IMPACT: The system has seen a significant improvement in performance and scalability. A critical overhead issue has been resolved: previously, each request required multiple service calls to retrieve tokens, roles, permissions, and user data. Authorization is now instantaneous, handled entirely through JWT claim verification with no database queries. The microservice codebase has been substantially simplified through a unified authorization mechanism. On the frontend, the need for multiple API calls to verify access rights has been eliminated, making the interface noticeably more responsive.

Unified NATS_HOSTS configuration across all servers for fault-tolerant cluster connectivity. The approach to NATS connection configuration has been standardized: instead of a mix of formats (NATS_URL, NATS_HOSTS as a string, and others), a single NATS_HOSTS parameter is now used as an array of strings (a list of hosts). All existing services have been updated to the new format, with backward compatibility ensured through automatic conversion of comma-separated strings to a list. The fastapi_template has been updated so that new services will follow this standard automatically.

Other improvements

Duplicate worklogs and artifacts are no longer created when tasks are moved between Jira projects or boards. A data duplication issue when moving tasks between workspaces in Jira has been resolved: when a task is moved from one board to another (for example, DS-*** → KIG-***), the system now updates the task key and transfers all associated worklogs and artifacts to the new board instead of creating duplicates.

IMPACT: Reporting distortion during project reorganizations has been eliminated. Previously, all worklogs recorded before a task was moved would be duplicated, attached simultaneously to both the old and new task. This led to inflated employee hours in reports, incorrect Labor Cost and Margin calculations, confusion during payroll processing, and corrupted historical data when reviewing past reports. Worklogs now transfer correctly to the new project along with the task, ensuring analytics accuracy regardless of any structural changes to Jira boards. This is especially critical for enterprise clients with dynamic teams and project reorganizations.

The Projects column and filter on the Colleagues page now show all actual projects from the SoW, regardless of the user's access rights. The project display logic on the Colleagues page has been corrected; the Projects column now shows all of an employee's actual projects from the current SoW, regardless of whether the viewing user has access to those projects. The Project filter now contains the full list of actual projects across all employees, enabling colleague search by any project; access restrictions are applied only when a user attempts to navigate into a project by clicking on it. Correct data visibility for different roles has also been ensured.

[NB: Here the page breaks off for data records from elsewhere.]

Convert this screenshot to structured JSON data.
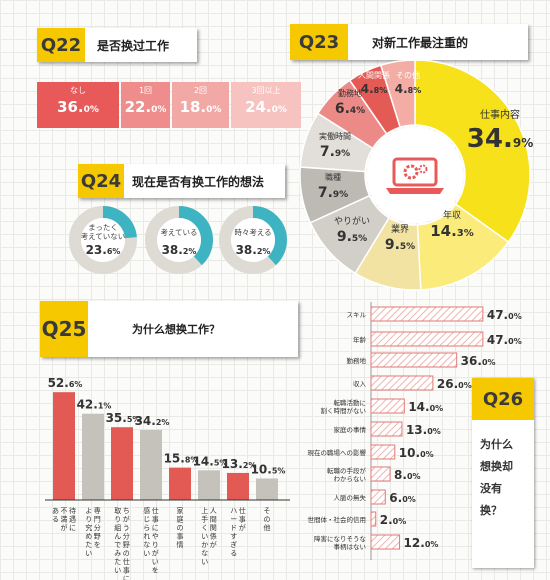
{
  "colors": {
    "q_tag": "#f5c800",
    "q22_cells": [
      "#e8595a",
      "#ee8d8b",
      "#f2a9a6",
      "#f6c3c0"
    ],
    "donut": [
      "#f7e11a",
      "#fbeb7a",
      "#f2e3a2",
      "#d1cfc8",
      "#bdbab4",
      "#e2dfda",
      "#ec8a87",
      "#e45b55",
      "#f3ada5"
    ],
    "donut_center_icon": "#e8595a",
    "q24_ring": "#3eb4c2",
    "q24_ring_track": "#dedbd5",
    "q25_bar_red": "#e35a55",
    "q25_bar_gray": "#c5c2bb",
    "q26_bar_fill": "#ffffff",
    "q26_bar_border": "#e07a76",
    "q26_bar_hatch": "#f1b3af"
  },
  "q22": {
    "tag": "Q22",
    "title": "是否换过工作",
    "cells": [
      {
        "label": "なし",
        "value": "36.",
        "unit": "0%"
      },
      {
        "label": "1回",
        "value": "22.",
        "unit": "0%"
      },
      {
        "label": "2回",
        "value": "18.",
        "unit": "0%"
      },
      {
        "label": "3回以上",
        "value": "24.",
        "unit": "0%"
      }
    ]
  },
  "q23": {
    "tag": "Q23",
    "title": "对新工作最注重的",
    "center_icon": "laptop-gear-icon"
  },
  "q24": {
    "tag": "Q24",
    "title": "现在是否有换工作的想法",
    "rings": [
      {
        "label_line1": "まったく",
        "label_line2": "考えていない",
        "value": "23.",
        "unit": "6%",
        "percent": 23.6
      },
      {
        "label_line1": "考えている",
        "label_line2": "",
        "value": "38.",
        "unit": "2%",
        "percent": 38.2
      },
      {
        "label_line1": "時々考える",
        "label_line2": "",
        "value": "38.",
        "unit": "2%",
        "percent": 38.2
      }
    ]
  },
  "q25": {
    "tag": "Q25",
    "title": "为什么想换工作？"
  },
  "q26": {
    "tag": "Q26",
    "title_lines": [
      "为什么",
      "想换却",
      "没有",
      "换？"
    ]
  },
  "chart_data": [
    {
      "type": "pie",
      "title": "对新工作最注重的",
      "categories": [
        "仕事内容",
        "年収",
        "業界",
        "やりがい",
        "職種",
        "実働時間",
        "勤務地",
        "人間関係",
        "その他"
      ],
      "values": [
        34.9,
        14.3,
        9.5,
        9.5,
        7.9,
        7.9,
        6.4,
        4.8,
        4.8
      ],
      "value_labels": [
        "34.9%",
        "14.3%",
        "9.5%",
        "9.5%",
        "7.9%",
        "7.9%",
        "6.4%",
        "4.8%",
        "4.8%"
      ],
      "label_display": [
        {
          "value": "34.",
          "unit": "9%"
        },
        {
          "value": "14.",
          "unit": "3%"
        },
        {
          "value": "9.",
          "unit": "5%"
        },
        {
          "value": "9.",
          "unit": "5%"
        },
        {
          "value": "7.",
          "unit": "9%"
        },
        {
          "value": "7.",
          "unit": "9%"
        },
        {
          "value": "6.",
          "unit": "4%"
        },
        {
          "value": "4.",
          "unit": "8%"
        },
        {
          "value": "4.",
          "unit": "8%"
        }
      ]
    },
    {
      "type": "bar",
      "orientation": "vertical",
      "title": "为什么想换工作？",
      "categories": [
        [
          "待遇に",
          "不満が",
          "ある"
        ],
        [
          "専門分野を",
          "より究めたい"
        ],
        [
          "ちがう分野の仕事に",
          "取り組んでみたい"
        ],
        [
          "仕事にやりがいを",
          "感じられない"
        ],
        [
          "家庭の事情"
        ],
        [
          "人間関係が",
          "上手くいかない"
        ],
        [
          "仕事が",
          "ハードすぎる"
        ],
        [
          "その他"
        ]
      ],
      "values": [
        52.6,
        42.1,
        35.5,
        34.2,
        15.8,
        14.5,
        13.2,
        10.5
      ],
      "value_labels": [
        {
          "value": "52.",
          "unit": "6%"
        },
        {
          "value": "42.",
          "unit": "1%"
        },
        {
          "value": "35.",
          "unit": "5%"
        },
        {
          "value": "34.",
          "unit": "2%"
        },
        {
          "value": "15.",
          "unit": "8%"
        },
        {
          "value": "14.",
          "unit": "5%"
        },
        {
          "value": "13.",
          "unit": "2%"
        },
        {
          "value": "10.",
          "unit": "5%"
        }
      ],
      "highlight": [
        true,
        false,
        true,
        false,
        true,
        false,
        true,
        false
      ]
    },
    {
      "type": "bar",
      "orientation": "horizontal",
      "title": "为什么想换却没有换？",
      "categories": [
        [
          "スキル"
        ],
        [
          "年齢"
        ],
        [
          "勤務地"
        ],
        [
          "収入"
        ],
        [
          "転職活動に",
          "割く時間がない"
        ],
        [
          "家庭の事情"
        ],
        [
          "現在の職場への影響"
        ],
        [
          "転職の手段が",
          "わからない"
        ],
        [
          "人脈の無失"
        ],
        [
          "世間体・社会的信用"
        ],
        [
          "障害になりそうな",
          "事柄はない"
        ]
      ],
      "values": [
        47.0,
        47.0,
        36.0,
        26.0,
        14.0,
        13.0,
        10.0,
        8.0,
        6.0,
        2.0,
        12.0
      ],
      "value_labels": [
        {
          "value": "47.",
          "unit": "0%"
        },
        {
          "value": "47.",
          "unit": "0%"
        },
        {
          "value": "36.",
          "unit": "0%"
        },
        {
          "value": "26.",
          "unit": "0%"
        },
        {
          "value": "14.",
          "unit": "0%"
        },
        {
          "value": "13.",
          "unit": "0%"
        },
        {
          "value": "10.",
          "unit": "0%"
        },
        {
          "value": "8.",
          "unit": "0%"
        },
        {
          "value": "6.",
          "unit": "0%"
        },
        {
          "value": "2.",
          "unit": "0%"
        },
        {
          "value": "12.",
          "unit": "0%"
        }
      ]
    }
  ]
}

A dynamic employee counter has been added to the Colleagues page, synchronized with the current table contents. The counter displays the number of active employees currently engaged by default, and updates to reflect the total number of employees, both active and former, when the "Show inactive" toggle is enabled.

Critical parsing errors in the dag_read_calendar_and_meetings DAG have been fixed. The dag_read_calendar_and_meetings DAG has been restored to working order; Google Calendar data parsing errors have been resolved, correct event processing is now ensured, and meetings are saved to the database as expected. The DAG now completes successfully and passes data through to the system for display in the Meetings interface.